Die Unterhaltungsbranche steckt mitten im Umbruch – statt klassischem TV-Programm laufen Streaming-Dienste wie Netflix und Amazon Prime Video auf immer mehr Bildschirmen. ProSiebenSat.1, RTL und Co merken das unter anderem an rückläufigen Einnahmen im Kerngeschäft mit TV-Werbung. Bei der Tech-Konferenz DLD hat ProSieben-Chef Max Conze seine Sicht der Dinge geschildert.
„Ich denke, man sollte mit Netflix konkurrieren, indem man nicht versucht, Netflix zu sein“, sagte Conze am Sonntag bei der DLD in München. Der US-Dienst sei gut darin, Serien zu ordern, die den Zuschauern gefallen. „Aber Entertainment ist noch viel mehr: Nachrichten, Sport, Live-Shows.“ Wenn es den Sendern gelinge, beliebte Formate und Sendungen in die digitale Welt zu bringen, hätten sie eine starke Wettbewerbsposition.
Zudem habe die klassische TV-Branche noch einen starken Rückhalt in der Bevölkerung, betonte Conze. Wenn sich zehn Millionen Zuschauer das Finale von „The Voice of Germany“ ansähen, seien das immer noch mehr als Netflix oder Amazons Streaming-Dienst Kunden in Deutschland hätten.
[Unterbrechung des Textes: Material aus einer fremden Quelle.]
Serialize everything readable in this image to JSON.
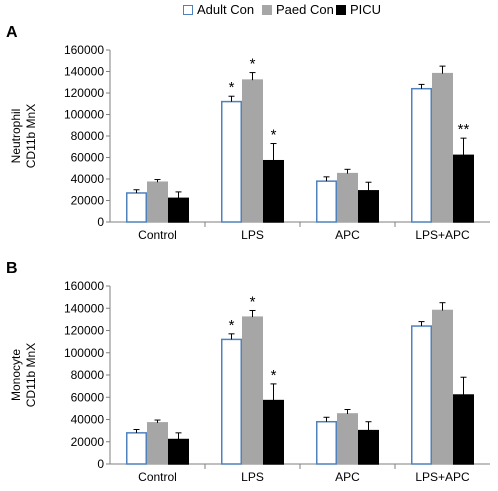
{
  "legend": [
    {
      "label": "Adult Con",
      "fill": "#ffffff",
      "stroke": "#4f81bd"
    },
    {
      "label": "Paed Con",
      "fill": "#a6a6a6",
      "stroke": "#a6a6a6"
    },
    {
      "label": "PICU",
      "fill": "#000000",
      "stroke": "#000000"
    }
  ],
  "chart_data": [
    {
      "type": "bar",
      "panel_label": "A",
      "ylabel_lines": [
        "Neutrophil",
        "CD11b MnX"
      ],
      "categories": [
        "Control",
        "LPS",
        "APC",
        "LPS+APC"
      ],
      "ylim": [
        0,
        160000
      ],
      "yticks": [
        0,
        20000,
        40000,
        60000,
        80000,
        100000,
        120000,
        140000,
        160000
      ],
      "ytick_labels": [
        "0",
        "20000",
        "40000",
        "60000",
        "80000",
        "100000",
        "120000",
        "140000",
        "160000"
      ],
      "grid": false,
      "series": [
        {
          "name": "Adult Con",
          "values": [
            27000,
            112000,
            38000,
            124000
          ],
          "errors": [
            3000,
            5000,
            4000,
            4000
          ],
          "annotations": [
            "",
            "*",
            "",
            ""
          ]
        },
        {
          "name": "Paed Con",
          "values": [
            37000,
            132000,
            45000,
            138000
          ],
          "errors": [
            2500,
            7000,
            4000,
            7000
          ],
          "annotations": [
            "",
            "*",
            "",
            ""
          ]
        },
        {
          "name": "PICU",
          "values": [
            22000,
            57000,
            29000,
            62000
          ],
          "errors": [
            6000,
            16000,
            8000,
            16000
          ],
          "annotations": [
            "",
            "*",
            "",
            "**"
          ]
        }
      ]
    },
    {
      "type": "bar",
      "panel_label": "B",
      "ylabel_lines": [
        "Monocyte",
        "CD11b MnX"
      ],
      "categories": [
        "Control",
        "LPS",
        "APC",
        "LPS+APC"
      ],
      "ylim": [
        0,
        160000
      ],
      "yticks": [
        0,
        20000,
        40000,
        60000,
        80000,
        100000,
        120000,
        140000,
        160000
      ],
      "ytick_labels": [
        "0",
        "20000",
        "40000",
        "60000",
        "80000",
        "100000",
        "120000",
        "140000",
        "160000"
      ],
      "grid": false,
      "series": [
        {
          "name": "Adult Con",
          "values": [
            28000,
            112000,
            38000,
            124000
          ],
          "errors": [
            3000,
            5000,
            4000,
            4000
          ],
          "annotations": [
            "",
            "*",
            "",
            ""
          ]
        },
        {
          "name": "Paed Con",
          "values": [
            37000,
            132000,
            45000,
            138000
          ],
          "errors": [
            2500,
            6000,
            4000,
            7000
          ],
          "annotations": [
            "",
            "*",
            "",
            ""
          ]
        },
        {
          "name": "PICU",
          "values": [
            22000,
            57000,
            30000,
            62000
          ],
          "errors": [
            6000,
            15000,
            8000,
            16000
          ],
          "annotations": [
            "",
            "*",
            "",
            ""
          ]
        }
      ]
    }
  ]
}
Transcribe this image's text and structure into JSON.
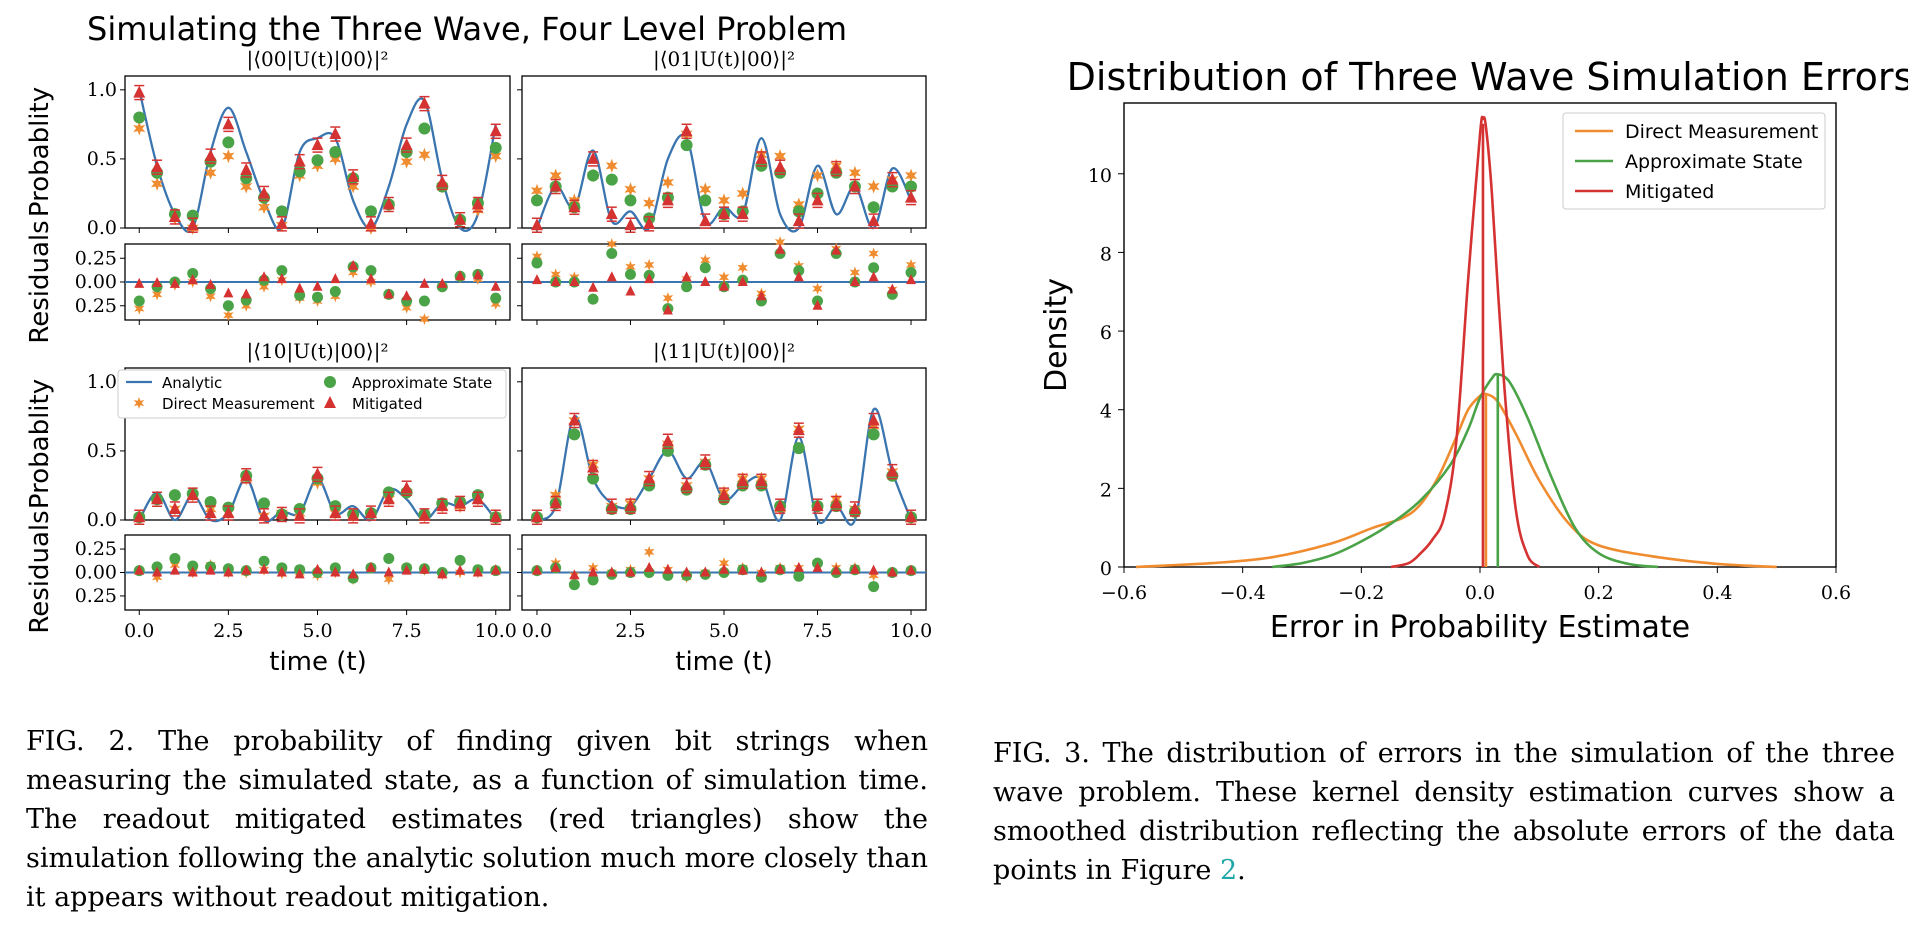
{
  "figure2": {
    "title": "Simulating the Three Wave, Four Level Problem",
    "ylabel_prob": "Probablity",
    "ylabel_resid": "Residuals",
    "xlabel": "time (t)",
    "colors": {
      "analytic": "#3a75b0",
      "direct": "#f08c30",
      "approx": "#4aa346",
      "mitigated": "#d53232"
    },
    "legend": [
      "Analytic",
      "Direct Measurement",
      "Approximate State",
      "Mitigated"
    ],
    "chart_data": [
      {
        "type": "line",
        "title": "|⟨00|U(t)|00⟩|²",
        "xlim": [
          -0.4,
          10.4
        ],
        "ylim": [
          0,
          1.1
        ],
        "x": [
          0,
          0.5,
          1,
          1.5,
          2,
          2.5,
          3,
          3.5,
          4,
          4.5,
          5,
          5.5,
          6,
          6.5,
          7,
          7.5,
          8,
          8.5,
          9,
          9.5,
          10
        ],
        "analytic": [
          1.0,
          0.45,
          0.1,
          0.0,
          0.55,
          0.87,
          0.55,
          0.2,
          0.0,
          0.55,
          0.65,
          0.65,
          0.2,
          0.0,
          0.3,
          0.75,
          0.92,
          0.35,
          0.0,
          0.1,
          0.75
        ],
        "direct": [
          0.72,
          0.32,
          0.07,
          0.0,
          0.4,
          0.52,
          0.3,
          0.15,
          0.02,
          0.38,
          0.45,
          0.5,
          0.3,
          0.0,
          0.17,
          0.48,
          0.53,
          0.3,
          0.05,
          0.13,
          0.52
        ],
        "approx": [
          0.8,
          0.4,
          0.1,
          0.09,
          0.48,
          0.62,
          0.36,
          0.22,
          0.12,
          0.41,
          0.49,
          0.55,
          0.36,
          0.12,
          0.17,
          0.55,
          0.72,
          0.3,
          0.06,
          0.18,
          0.58
        ],
        "mitigated": [
          0.98,
          0.44,
          0.08,
          0.02,
          0.52,
          0.75,
          0.42,
          0.25,
          0.03,
          0.48,
          0.6,
          0.68,
          0.37,
          0.03,
          0.17,
          0.6,
          0.9,
          0.33,
          0.06,
          0.17,
          0.7
        ],
        "resid_direct": [
          -0.28,
          -0.13,
          -0.03,
          0.0,
          -0.15,
          -0.35,
          -0.25,
          -0.05,
          0.02,
          -0.17,
          -0.2,
          -0.15,
          0.1,
          0.0,
          -0.13,
          -0.27,
          -0.39,
          -0.05,
          0.05,
          0.03,
          -0.23
        ],
        "resid_approx": [
          -0.2,
          -0.05,
          0.0,
          0.09,
          -0.07,
          -0.25,
          -0.19,
          0.02,
          0.12,
          -0.14,
          -0.16,
          -0.1,
          0.16,
          0.12,
          -0.13,
          -0.2,
          -0.2,
          -0.05,
          0.06,
          0.08,
          -0.17
        ],
        "resid_mitigated": [
          -0.02,
          -0.01,
          -0.02,
          0.02,
          -0.03,
          -0.12,
          -0.13,
          0.05,
          0.03,
          -0.07,
          -0.05,
          0.03,
          0.17,
          0.03,
          -0.13,
          -0.15,
          -0.02,
          -0.02,
          0.06,
          0.07,
          -0.05
        ]
      },
      {
        "type": "line",
        "title": "|⟨01|U(t)|00⟩|²",
        "xlim": [
          -0.4,
          10.4
        ],
        "ylim": [
          0,
          1.1
        ],
        "x": [
          0,
          0.5,
          1,
          1.5,
          2,
          2.5,
          3,
          3.5,
          4,
          4.5,
          5,
          5.5,
          6,
          6.5,
          7,
          7.5,
          8,
          8.5,
          9,
          9.5,
          10
        ],
        "analytic": [
          0.0,
          0.3,
          0.15,
          0.56,
          0.05,
          0.12,
          0.0,
          0.5,
          0.65,
          0.05,
          0.15,
          0.1,
          0.65,
          0.1,
          0.0,
          0.45,
          0.1,
          0.3,
          0.0,
          0.43,
          0.2
        ],
        "direct": [
          0.27,
          0.38,
          0.2,
          0.38,
          0.45,
          0.28,
          0.18,
          0.33,
          0.68,
          0.28,
          0.2,
          0.25,
          0.53,
          0.52,
          0.17,
          0.38,
          0.45,
          0.4,
          0.3,
          0.35,
          0.38
        ],
        "approx": [
          0.2,
          0.3,
          0.15,
          0.38,
          0.35,
          0.2,
          0.07,
          0.22,
          0.6,
          0.2,
          0.1,
          0.12,
          0.45,
          0.4,
          0.12,
          0.25,
          0.4,
          0.3,
          0.15,
          0.3,
          0.3
        ],
        "mitigated": [
          0.02,
          0.3,
          0.15,
          0.5,
          0.1,
          0.02,
          0.03,
          0.2,
          0.7,
          0.05,
          0.1,
          0.1,
          0.5,
          0.44,
          0.05,
          0.2,
          0.43,
          0.3,
          0.05,
          0.35,
          0.22
        ],
        "resid_direct": [
          0.27,
          0.08,
          0.05,
          -0.18,
          0.4,
          0.16,
          0.18,
          -0.17,
          0.03,
          0.23,
          0.05,
          0.15,
          -0.12,
          0.42,
          0.17,
          -0.07,
          0.35,
          0.1,
          0.3,
          -0.08,
          0.18
        ],
        "resid_approx": [
          0.2,
          0.0,
          0.0,
          -0.18,
          0.3,
          0.08,
          0.07,
          -0.28,
          -0.05,
          0.15,
          -0.05,
          0.02,
          -0.2,
          0.3,
          0.12,
          -0.2,
          0.3,
          0.0,
          0.15,
          -0.13,
          0.1
        ],
        "resid_mitigated": [
          0.02,
          0.0,
          0.0,
          -0.06,
          0.05,
          -0.1,
          0.03,
          -0.3,
          0.05,
          0.0,
          -0.05,
          0.0,
          -0.15,
          0.34,
          0.05,
          -0.25,
          0.33,
          0.0,
          0.05,
          -0.08,
          0.02
        ]
      },
      {
        "type": "line",
        "title": "|⟨10|U(t)|00⟩|²",
        "xlim": [
          -0.4,
          10.4
        ],
        "ylim": [
          0,
          1.1
        ],
        "x": [
          0,
          0.5,
          1,
          1.5,
          2,
          2.5,
          3,
          3.5,
          4,
          4.5,
          5,
          5.5,
          6,
          6.5,
          7,
          7.5,
          8,
          8.5,
          9,
          9.5,
          10
        ],
        "analytic": [
          0.0,
          0.2,
          0.0,
          0.18,
          0.0,
          0.05,
          0.3,
          0.0,
          0.06,
          0.05,
          0.3,
          0.05,
          0.1,
          0.0,
          0.22,
          0.15,
          0.0,
          0.12,
          0.1,
          0.15,
          0.0
        ],
        "direct": [
          0.02,
          0.15,
          0.08,
          0.18,
          0.08,
          0.05,
          0.3,
          0.03,
          0.05,
          0.05,
          0.27,
          0.05,
          0.03,
          0.05,
          0.15,
          0.2,
          0.03,
          0.1,
          0.1,
          0.15,
          0.03
        ],
        "approx": [
          0.02,
          0.15,
          0.18,
          0.19,
          0.13,
          0.09,
          0.32,
          0.12,
          0.04,
          0.08,
          0.3,
          0.1,
          0.04,
          0.05,
          0.2,
          0.2,
          0.04,
          0.12,
          0.13,
          0.18,
          0.02
        ],
        "mitigated": [
          0.02,
          0.15,
          0.08,
          0.18,
          0.05,
          0.05,
          0.32,
          0.03,
          0.04,
          0.03,
          0.33,
          0.05,
          0.03,
          0.05,
          0.15,
          0.23,
          0.03,
          0.1,
          0.12,
          0.15,
          0.02
        ],
        "resid_direct": [
          0.02,
          -0.05,
          0.08,
          0.0,
          0.08,
          0.0,
          0.0,
          0.03,
          -0.01,
          0.0,
          -0.03,
          0.0,
          -0.07,
          0.05,
          -0.07,
          0.05,
          0.03,
          -0.02,
          0.0,
          0.0,
          0.03
        ],
        "resid_approx": [
          0.02,
          0.06,
          0.15,
          0.07,
          0.06,
          0.04,
          0.02,
          0.12,
          0.05,
          0.03,
          0.0,
          0.05,
          -0.06,
          0.05,
          0.15,
          0.05,
          0.04,
          0.0,
          0.13,
          0.03,
          0.02
        ],
        "resid_mitigated": [
          0.02,
          0.0,
          0.02,
          0.0,
          0.02,
          0.0,
          0.02,
          0.03,
          0.0,
          -0.02,
          0.03,
          0.0,
          -0.02,
          0.05,
          0.0,
          0.02,
          0.03,
          -0.02,
          0.02,
          0.0,
          0.02
        ]
      },
      {
        "type": "line",
        "title": "|⟨11|U(t)|00⟩|²",
        "xlim": [
          -0.4,
          10.4
        ],
        "ylim": [
          0,
          1.1
        ],
        "x": [
          0,
          0.5,
          1,
          1.5,
          2,
          2.5,
          3,
          3.5,
          4,
          4.5,
          5,
          5.5,
          6,
          6.5,
          7,
          7.5,
          8,
          8.5,
          9,
          9.5,
          10
        ],
        "analytic": [
          0.0,
          0.1,
          0.75,
          0.3,
          0.12,
          0.1,
          0.3,
          0.5,
          0.3,
          0.42,
          0.15,
          0.25,
          0.3,
          0.0,
          0.6,
          0.0,
          0.1,
          0.0,
          0.8,
          0.35,
          0.0
        ],
        "direct": [
          0.02,
          0.18,
          0.72,
          0.4,
          0.1,
          0.12,
          0.3,
          0.55,
          0.25,
          0.42,
          0.2,
          0.3,
          0.3,
          0.08,
          0.66,
          0.1,
          0.15,
          0.08,
          0.68,
          0.35,
          0.02
        ],
        "approx": [
          0.02,
          0.12,
          0.62,
          0.3,
          0.08,
          0.08,
          0.25,
          0.5,
          0.22,
          0.4,
          0.15,
          0.25,
          0.25,
          0.1,
          0.52,
          0.1,
          0.1,
          0.06,
          0.62,
          0.32,
          0.02
        ],
        "mitigated": [
          0.02,
          0.12,
          0.72,
          0.38,
          0.1,
          0.1,
          0.3,
          0.57,
          0.25,
          0.42,
          0.18,
          0.28,
          0.28,
          0.1,
          0.65,
          0.1,
          0.12,
          0.08,
          0.72,
          0.35,
          0.02
        ],
        "resid_direct": [
          0.02,
          0.1,
          -0.03,
          0.05,
          0.0,
          0.03,
          0.22,
          0.03,
          -0.05,
          0.0,
          0.1,
          0.05,
          0.0,
          0.05,
          0.05,
          0.1,
          0.05,
          0.05,
          -0.03,
          0.0,
          0.02
        ],
        "resid_approx": [
          0.02,
          0.05,
          -0.13,
          -0.08,
          -0.02,
          0.0,
          0.0,
          -0.03,
          -0.03,
          -0.02,
          0.0,
          0.03,
          -0.05,
          0.03,
          -0.04,
          0.1,
          0.0,
          0.03,
          -0.15,
          0.0,
          0.02
        ],
        "resid_mitigated": [
          0.02,
          0.05,
          -0.03,
          0.0,
          0.0,
          0.0,
          0.05,
          0.03,
          0.0,
          0.0,
          0.03,
          0.02,
          0.0,
          0.03,
          0.05,
          0.05,
          0.02,
          0.03,
          0.02,
          0.0,
          0.02
        ]
      }
    ],
    "prob_ticks": [
      "1.0",
      "0.5",
      "0.0"
    ],
    "resid_ticks": [
      "0.25",
      "0.00",
      "0.25"
    ],
    "x_ticks": [
      "0.0",
      "2.5",
      "5.0",
      "7.5",
      "10.0"
    ],
    "caption": "FIG. 2. The probability of finding given bit strings when measuring the simulated state, as a function of simulation time. The readout mitigated estimates (red triangles) show the simulation following the analytic solution much more closely than it appears without readout mitigation."
  },
  "figure3": {
    "chart_data": {
      "type": "line",
      "title": "Distribution of Three Wave Simulation Errors",
      "xlabel": "Error in Probability Estimate",
      "ylabel": "Density",
      "xlim": [
        -0.6,
        0.6
      ],
      "ylim": [
        0,
        11.8
      ],
      "x_ticks": [
        "−0.6",
        "−0.4",
        "−0.2",
        "0.0",
        "0.2",
        "0.4",
        "0.6"
      ],
      "y_ticks": [
        "0",
        "2",
        "4",
        "6",
        "8",
        "10"
      ],
      "legend_position": "top-right",
      "series": [
        {
          "name": "Direct Measurement",
          "color": "#f08c30",
          "x": [
            -0.58,
            -0.45,
            -0.35,
            -0.25,
            -0.18,
            -0.13,
            -0.1,
            -0.07,
            -0.04,
            -0.02,
            0.0,
            0.01,
            0.03,
            0.06,
            0.1,
            0.15,
            0.2,
            0.3,
            0.4,
            0.5
          ],
          "y": [
            0.0,
            0.1,
            0.25,
            0.6,
            1.0,
            1.25,
            1.6,
            2.3,
            3.3,
            4.0,
            4.35,
            4.4,
            4.2,
            3.4,
            2.2,
            1.1,
            0.55,
            0.25,
            0.08,
            0.0
          ]
        },
        {
          "name": "Approximate State",
          "color": "#4aa346",
          "x": [
            -0.35,
            -0.3,
            -0.25,
            -0.2,
            -0.15,
            -0.1,
            -0.05,
            -0.02,
            0.0,
            0.02,
            0.03,
            0.05,
            0.08,
            0.12,
            0.16,
            0.2,
            0.25,
            0.3
          ],
          "y": [
            0.0,
            0.1,
            0.3,
            0.65,
            1.1,
            1.7,
            2.6,
            3.5,
            4.3,
            4.8,
            4.9,
            4.7,
            3.8,
            2.3,
            1.0,
            0.35,
            0.08,
            0.0
          ]
        },
        {
          "name": "Mitigated",
          "color": "#d53232",
          "x": [
            -0.15,
            -0.12,
            -0.1,
            -0.08,
            -0.06,
            -0.04,
            -0.02,
            0.0,
            0.005,
            0.01,
            0.02,
            0.04,
            0.06,
            0.08,
            0.1
          ],
          "y": [
            0.0,
            0.1,
            0.35,
            0.7,
            1.3,
            3.2,
            7.3,
            11.0,
            11.4,
            11.2,
            9.5,
            4.8,
            1.5,
            0.3,
            0.0
          ]
        }
      ]
    },
    "caption_before": "FIG. 3.  The distribution of errors in the simulation of the three wave problem. These kernel density estimation curves show a smoothed distribution reflecting the absolute errors of the data points in Figure ",
    "caption_ref": "2",
    "caption_after": "."
  }
}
Zugleich müssten die TV-Unternehmen keine Angst haben, mit neuen Angeboten in ihr eigenes bisheriges Geschäft zu schneiden - sonst würden das andere tun.
Neue Streaming-Plattform, steigende Investitionen
Als Gegenmaßnahmen hat Conze bereits kurz nach seinem Amtsantritt als Vorstandschef im Juni eine neue Streaming-Plattform angekündigt, die im Sommer an den Start gehen soll. Neben einer Kooperation mit dem US-Medienkonzern Discovery hat Conze auch steigende Investitionen in eigene Inhalte für die Plattform angekündigt. Zudem hat er RTL sowie die öffentlich-rechtlichen Sender dazu eingeladen, sich daran zu beteiligen und gemeinsam einen „deutschen Champion“ zu schaffen.
Neben dem TV- und Streaming-Geschäft hat ProSiebenSat.1 zuletzt auch die Aktivität im Geschäft mit Online-Plattformen und E-Commerce weiter erhöht. Die NuCom Group genannte Sparte hat erst in der vergangenen Woche die Mehrheit an Aroundhome übernommen. Dadurch soll die Abhängigkeit vom klassischen TV-Geschäft gesenkt werden, Kritiker warnen jedoch vor vergleichsweise geringen Margen.
Trading-Chance bei Netflix, ProSieben auf der Watchlist
An der Börse, wo bekanntlich die Zukunft gehandelt wird, ist Netflix der klare Favorit. Während die Aktie in den vergangenen drei Jahren rund 240 Prozent gestiegen ist, sind die ProSieben-Anteile im selben Zeitraum um 65 Prozent eingebrochen. Das spiegelt sich auch in der Bewertung: Während ProSiebenSat.1 nach dem Kursrutsch auf ein 2019er-KGV von acht kommt, sind es bei Netflix sportliche 78.
Zwar haben die Quartalszahlen von Netflix in der Vorwoche zunächst nicht den erhofften Kurssprung ausgelöst, Anleger setzen mit engem Stopp aber dennoch auf eine Fortsetzung der seit Jahreswechsel laufenden Erholung. Die Aktie von ProSiebenSat.1 bleibt derweil auf der Beobachtungsliste.